O Velho Gasparão tinha fama de comer muito e pelos vistos tinha também o proveito. Certo dia, o Ti Joaquim Alho que era o cozinheiro do Monte do Pigeiro viu que o Velho Gasparão se aproximava do monte e disse para os presentes.
– Olhem! Vem além o Velho Gasparão. O que é que acham? Vamos pregar-lhe uma partida?
Todos concordaram.
Quando o Velho chegou, como pessoa educada que era, cumprimentou com um “Boas Tardes”, ao que todos corresponderam.
– Então Ti Gaspar já ceou hoji?
– Nã senhori, mas comia umas sepinhas, se prá aí houvesse.
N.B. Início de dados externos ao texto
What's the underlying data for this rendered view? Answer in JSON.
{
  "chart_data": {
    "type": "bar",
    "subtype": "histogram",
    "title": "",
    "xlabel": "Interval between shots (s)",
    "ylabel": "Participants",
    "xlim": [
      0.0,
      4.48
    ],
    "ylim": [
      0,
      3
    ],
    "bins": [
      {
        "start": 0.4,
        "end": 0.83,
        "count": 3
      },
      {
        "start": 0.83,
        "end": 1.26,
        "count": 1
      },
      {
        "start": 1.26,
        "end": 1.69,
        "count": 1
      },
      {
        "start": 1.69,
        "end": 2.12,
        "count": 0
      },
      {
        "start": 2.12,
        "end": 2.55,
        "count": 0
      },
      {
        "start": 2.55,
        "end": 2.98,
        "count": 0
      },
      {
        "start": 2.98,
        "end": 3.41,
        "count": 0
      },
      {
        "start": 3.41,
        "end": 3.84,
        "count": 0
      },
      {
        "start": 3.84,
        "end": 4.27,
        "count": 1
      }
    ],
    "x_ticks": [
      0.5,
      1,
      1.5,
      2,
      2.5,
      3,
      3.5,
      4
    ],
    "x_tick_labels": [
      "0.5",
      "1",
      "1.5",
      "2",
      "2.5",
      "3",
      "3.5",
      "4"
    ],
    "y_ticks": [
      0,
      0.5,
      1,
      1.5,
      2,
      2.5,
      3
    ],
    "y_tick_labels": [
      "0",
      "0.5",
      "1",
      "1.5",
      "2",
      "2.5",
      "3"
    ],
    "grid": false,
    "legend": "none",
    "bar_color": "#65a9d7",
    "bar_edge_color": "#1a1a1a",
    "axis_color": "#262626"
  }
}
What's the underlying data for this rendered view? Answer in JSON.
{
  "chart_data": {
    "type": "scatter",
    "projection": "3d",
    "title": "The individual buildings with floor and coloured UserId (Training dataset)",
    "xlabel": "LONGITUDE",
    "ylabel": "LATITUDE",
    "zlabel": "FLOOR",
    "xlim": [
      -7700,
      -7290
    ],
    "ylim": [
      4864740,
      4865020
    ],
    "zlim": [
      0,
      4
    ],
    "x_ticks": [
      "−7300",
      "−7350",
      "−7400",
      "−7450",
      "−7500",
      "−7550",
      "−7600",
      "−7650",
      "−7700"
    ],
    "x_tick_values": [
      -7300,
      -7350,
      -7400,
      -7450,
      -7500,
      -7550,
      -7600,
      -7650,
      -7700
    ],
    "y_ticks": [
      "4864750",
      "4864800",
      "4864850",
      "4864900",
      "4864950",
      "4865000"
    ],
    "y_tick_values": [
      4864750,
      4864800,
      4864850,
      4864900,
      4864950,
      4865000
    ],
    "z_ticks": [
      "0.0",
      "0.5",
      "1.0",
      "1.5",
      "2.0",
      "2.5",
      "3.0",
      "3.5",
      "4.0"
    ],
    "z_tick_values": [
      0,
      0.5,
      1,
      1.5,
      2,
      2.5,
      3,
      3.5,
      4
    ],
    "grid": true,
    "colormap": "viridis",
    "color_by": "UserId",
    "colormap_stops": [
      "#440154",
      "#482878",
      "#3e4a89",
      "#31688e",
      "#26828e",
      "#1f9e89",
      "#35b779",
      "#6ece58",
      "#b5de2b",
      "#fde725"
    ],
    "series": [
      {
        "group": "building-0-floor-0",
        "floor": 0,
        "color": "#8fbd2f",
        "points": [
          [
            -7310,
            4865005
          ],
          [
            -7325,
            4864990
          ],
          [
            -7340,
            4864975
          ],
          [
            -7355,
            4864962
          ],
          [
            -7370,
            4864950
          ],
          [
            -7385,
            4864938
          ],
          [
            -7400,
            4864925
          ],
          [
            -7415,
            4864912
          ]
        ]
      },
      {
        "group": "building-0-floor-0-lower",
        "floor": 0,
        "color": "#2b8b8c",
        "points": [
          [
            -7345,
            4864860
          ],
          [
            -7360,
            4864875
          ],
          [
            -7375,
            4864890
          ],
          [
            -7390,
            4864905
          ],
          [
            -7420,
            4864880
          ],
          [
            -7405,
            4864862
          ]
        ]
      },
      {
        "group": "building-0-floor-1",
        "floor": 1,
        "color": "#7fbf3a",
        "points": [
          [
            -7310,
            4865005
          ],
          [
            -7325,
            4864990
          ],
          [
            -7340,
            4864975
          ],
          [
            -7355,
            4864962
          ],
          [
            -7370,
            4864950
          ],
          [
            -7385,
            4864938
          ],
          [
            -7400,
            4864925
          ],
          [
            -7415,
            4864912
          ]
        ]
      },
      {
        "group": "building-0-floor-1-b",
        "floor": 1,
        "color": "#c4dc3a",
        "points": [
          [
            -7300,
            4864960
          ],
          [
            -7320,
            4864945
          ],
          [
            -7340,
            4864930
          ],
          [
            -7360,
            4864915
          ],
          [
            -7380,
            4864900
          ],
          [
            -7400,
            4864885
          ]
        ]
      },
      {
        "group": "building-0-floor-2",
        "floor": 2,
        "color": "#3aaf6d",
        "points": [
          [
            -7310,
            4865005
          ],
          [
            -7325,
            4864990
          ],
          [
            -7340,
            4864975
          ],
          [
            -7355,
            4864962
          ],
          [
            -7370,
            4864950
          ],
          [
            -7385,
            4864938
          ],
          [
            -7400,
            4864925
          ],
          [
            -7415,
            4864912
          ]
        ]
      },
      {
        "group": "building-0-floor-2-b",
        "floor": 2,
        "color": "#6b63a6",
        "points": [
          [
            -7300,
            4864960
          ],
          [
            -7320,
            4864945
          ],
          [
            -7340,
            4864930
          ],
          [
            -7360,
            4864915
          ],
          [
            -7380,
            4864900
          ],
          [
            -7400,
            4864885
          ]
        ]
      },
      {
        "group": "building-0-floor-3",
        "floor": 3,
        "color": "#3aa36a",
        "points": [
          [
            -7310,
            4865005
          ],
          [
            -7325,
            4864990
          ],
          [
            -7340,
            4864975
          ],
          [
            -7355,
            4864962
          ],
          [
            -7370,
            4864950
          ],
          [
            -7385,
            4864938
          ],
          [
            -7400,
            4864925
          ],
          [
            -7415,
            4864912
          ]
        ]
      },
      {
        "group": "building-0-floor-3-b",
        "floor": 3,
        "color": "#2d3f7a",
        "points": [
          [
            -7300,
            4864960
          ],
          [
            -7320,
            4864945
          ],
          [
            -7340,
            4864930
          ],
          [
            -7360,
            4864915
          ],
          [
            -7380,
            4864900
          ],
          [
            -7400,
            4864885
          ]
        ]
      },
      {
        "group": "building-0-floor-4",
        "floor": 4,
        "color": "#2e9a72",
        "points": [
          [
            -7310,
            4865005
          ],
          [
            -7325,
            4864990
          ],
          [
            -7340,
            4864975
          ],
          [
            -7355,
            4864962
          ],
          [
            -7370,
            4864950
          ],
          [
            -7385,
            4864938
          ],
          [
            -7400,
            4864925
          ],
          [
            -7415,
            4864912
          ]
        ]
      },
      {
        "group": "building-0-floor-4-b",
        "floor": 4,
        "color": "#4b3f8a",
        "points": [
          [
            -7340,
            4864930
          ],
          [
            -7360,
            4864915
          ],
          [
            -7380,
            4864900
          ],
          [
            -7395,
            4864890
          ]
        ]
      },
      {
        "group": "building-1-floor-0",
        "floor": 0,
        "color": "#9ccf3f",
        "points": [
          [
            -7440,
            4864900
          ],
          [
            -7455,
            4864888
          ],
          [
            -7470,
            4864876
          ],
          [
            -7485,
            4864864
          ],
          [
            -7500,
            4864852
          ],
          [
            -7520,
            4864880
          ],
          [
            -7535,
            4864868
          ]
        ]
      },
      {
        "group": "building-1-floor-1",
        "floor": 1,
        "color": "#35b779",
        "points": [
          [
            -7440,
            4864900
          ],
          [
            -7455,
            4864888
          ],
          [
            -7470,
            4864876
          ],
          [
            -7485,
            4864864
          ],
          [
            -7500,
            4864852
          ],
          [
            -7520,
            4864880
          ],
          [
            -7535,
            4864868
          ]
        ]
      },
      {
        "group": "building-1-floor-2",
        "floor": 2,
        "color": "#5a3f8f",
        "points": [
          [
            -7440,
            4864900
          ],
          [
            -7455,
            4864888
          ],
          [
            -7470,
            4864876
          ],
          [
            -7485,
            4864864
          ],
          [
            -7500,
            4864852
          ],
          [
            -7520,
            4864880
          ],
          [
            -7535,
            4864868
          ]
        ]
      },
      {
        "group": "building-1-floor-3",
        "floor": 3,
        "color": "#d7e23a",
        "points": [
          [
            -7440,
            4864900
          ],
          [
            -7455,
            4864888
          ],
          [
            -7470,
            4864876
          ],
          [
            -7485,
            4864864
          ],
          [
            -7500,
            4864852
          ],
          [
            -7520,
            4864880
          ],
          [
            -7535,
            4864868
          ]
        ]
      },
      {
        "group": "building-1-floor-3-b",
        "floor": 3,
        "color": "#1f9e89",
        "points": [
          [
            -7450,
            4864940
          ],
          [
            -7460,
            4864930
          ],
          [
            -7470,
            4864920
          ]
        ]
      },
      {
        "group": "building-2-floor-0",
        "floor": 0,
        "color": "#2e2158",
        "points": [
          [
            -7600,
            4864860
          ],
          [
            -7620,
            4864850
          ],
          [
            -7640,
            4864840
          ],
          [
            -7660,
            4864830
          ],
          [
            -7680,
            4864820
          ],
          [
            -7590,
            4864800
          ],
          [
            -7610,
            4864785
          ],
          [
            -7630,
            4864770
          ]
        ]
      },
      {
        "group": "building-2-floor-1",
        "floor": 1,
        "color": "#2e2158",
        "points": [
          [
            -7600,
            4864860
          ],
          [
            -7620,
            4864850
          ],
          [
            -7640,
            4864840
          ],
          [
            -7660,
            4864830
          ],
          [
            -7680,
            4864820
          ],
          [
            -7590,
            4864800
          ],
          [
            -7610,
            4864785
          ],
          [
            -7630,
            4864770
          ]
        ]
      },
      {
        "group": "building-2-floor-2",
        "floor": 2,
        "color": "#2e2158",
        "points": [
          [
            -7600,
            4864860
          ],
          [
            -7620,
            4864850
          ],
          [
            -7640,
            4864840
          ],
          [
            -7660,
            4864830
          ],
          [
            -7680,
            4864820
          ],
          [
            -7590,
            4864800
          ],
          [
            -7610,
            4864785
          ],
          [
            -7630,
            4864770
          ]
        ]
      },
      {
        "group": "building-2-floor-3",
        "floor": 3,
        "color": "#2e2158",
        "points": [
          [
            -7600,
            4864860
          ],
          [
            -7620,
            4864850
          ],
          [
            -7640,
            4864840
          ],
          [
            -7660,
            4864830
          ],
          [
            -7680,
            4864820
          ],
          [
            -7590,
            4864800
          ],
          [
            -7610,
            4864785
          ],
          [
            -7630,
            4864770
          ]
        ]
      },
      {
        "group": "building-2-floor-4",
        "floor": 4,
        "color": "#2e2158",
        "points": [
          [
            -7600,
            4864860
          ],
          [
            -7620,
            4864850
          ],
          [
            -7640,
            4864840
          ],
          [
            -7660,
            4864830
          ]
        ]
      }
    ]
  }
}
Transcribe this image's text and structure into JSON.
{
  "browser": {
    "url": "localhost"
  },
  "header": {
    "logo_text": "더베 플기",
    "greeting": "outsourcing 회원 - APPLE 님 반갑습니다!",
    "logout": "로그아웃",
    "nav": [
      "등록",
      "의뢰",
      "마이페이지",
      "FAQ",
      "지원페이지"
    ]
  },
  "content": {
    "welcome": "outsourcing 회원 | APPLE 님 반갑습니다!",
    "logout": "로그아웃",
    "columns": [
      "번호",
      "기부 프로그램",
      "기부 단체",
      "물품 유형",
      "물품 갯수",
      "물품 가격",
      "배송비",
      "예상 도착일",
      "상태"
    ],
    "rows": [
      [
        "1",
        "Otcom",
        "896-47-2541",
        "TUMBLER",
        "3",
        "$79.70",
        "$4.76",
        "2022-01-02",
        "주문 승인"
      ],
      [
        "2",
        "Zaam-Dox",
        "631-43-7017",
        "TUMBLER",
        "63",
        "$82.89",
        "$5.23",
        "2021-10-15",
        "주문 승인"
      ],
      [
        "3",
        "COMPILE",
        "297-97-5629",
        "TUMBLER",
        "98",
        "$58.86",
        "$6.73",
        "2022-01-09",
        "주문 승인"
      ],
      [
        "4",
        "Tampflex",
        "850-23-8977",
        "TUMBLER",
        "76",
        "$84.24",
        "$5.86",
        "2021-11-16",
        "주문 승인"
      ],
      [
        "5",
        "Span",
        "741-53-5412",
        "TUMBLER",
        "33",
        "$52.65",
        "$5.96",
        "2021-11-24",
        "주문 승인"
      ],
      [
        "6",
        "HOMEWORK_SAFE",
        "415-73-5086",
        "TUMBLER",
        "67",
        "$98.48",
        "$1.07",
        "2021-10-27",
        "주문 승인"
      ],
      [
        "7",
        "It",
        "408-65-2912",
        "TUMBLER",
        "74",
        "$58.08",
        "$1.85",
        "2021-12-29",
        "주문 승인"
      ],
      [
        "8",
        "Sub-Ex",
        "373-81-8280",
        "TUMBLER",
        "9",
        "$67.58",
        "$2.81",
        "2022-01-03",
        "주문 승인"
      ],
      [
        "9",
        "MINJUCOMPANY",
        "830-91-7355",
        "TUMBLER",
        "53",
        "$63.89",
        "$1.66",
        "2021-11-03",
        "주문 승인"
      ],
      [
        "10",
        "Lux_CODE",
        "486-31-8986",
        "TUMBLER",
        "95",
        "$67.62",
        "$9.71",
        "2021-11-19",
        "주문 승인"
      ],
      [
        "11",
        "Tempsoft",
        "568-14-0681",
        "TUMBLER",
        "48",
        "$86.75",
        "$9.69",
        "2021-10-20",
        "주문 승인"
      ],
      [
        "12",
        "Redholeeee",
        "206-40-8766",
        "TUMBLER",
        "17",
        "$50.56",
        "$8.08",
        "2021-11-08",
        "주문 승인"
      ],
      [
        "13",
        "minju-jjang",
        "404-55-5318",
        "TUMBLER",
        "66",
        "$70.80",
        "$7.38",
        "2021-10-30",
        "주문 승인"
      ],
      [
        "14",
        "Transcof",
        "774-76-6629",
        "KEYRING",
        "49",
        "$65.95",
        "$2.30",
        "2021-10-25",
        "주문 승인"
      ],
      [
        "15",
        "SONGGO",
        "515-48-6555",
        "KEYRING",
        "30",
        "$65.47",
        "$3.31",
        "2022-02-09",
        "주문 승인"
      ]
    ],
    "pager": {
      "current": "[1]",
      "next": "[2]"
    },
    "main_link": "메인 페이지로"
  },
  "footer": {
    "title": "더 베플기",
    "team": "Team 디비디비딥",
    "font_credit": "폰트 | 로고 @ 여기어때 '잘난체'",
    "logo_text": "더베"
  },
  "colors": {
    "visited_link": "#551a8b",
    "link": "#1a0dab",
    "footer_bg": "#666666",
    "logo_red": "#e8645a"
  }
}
– Então nã há-de havêri Ti Gaspari!. Vou-lhe fazêri uma açorda, disse-lhe o cozinheiro.
– Está bem. Munto obrigado.
Era normal, que nos montes houvesse sempre uma panela de ferro com água ao lume. O Cozinheiro começou de imediato a pisar os tempêros, que eram poejos e pôs-lhe duas ou três malaguetas para testar o sabor e para ver até que ponto o estômago do bom do Ti Gaspar aguentava, pois tinha fama de comer muito. Enquanto esperava que a água fervesse em cachão, migou um pão de quilo para as sopas da açorda, colocou os temperos e o azeite num alguidar de barro, certamente comprado ao Ti Firmino ou ao irmão que eram louceiros do Redondo e que andavam por aldeias e montes a vender loiça e abafou a açorda para o pão crescer bem. Passados uns cinco ou dez minutos, já o pão tinha crescido quase para o dobro. Pensou o Ti Joaquim Alho. Está mesmo boa. Hoje é que vamos ver até que ponto é que o Velho Gasparão come muito.
O cozinheiro chamou então o bom do homem para se sentar à mesa, que a açorda estava pronta.
Enquanto o Velho Gasparão ía comendo a açorda, os outros, com os olhos arregalados por tão grande apetite, assistiam a todo este quadro. O Velho comeu a açorda toda e, também bebeu o caldo.
Perguntou-lhe o cozinheiro.
– Então Ti Gaspar a açorda estava boa?
Se estava! Só foi pena o caldo ter um bocadinho de picante a mais.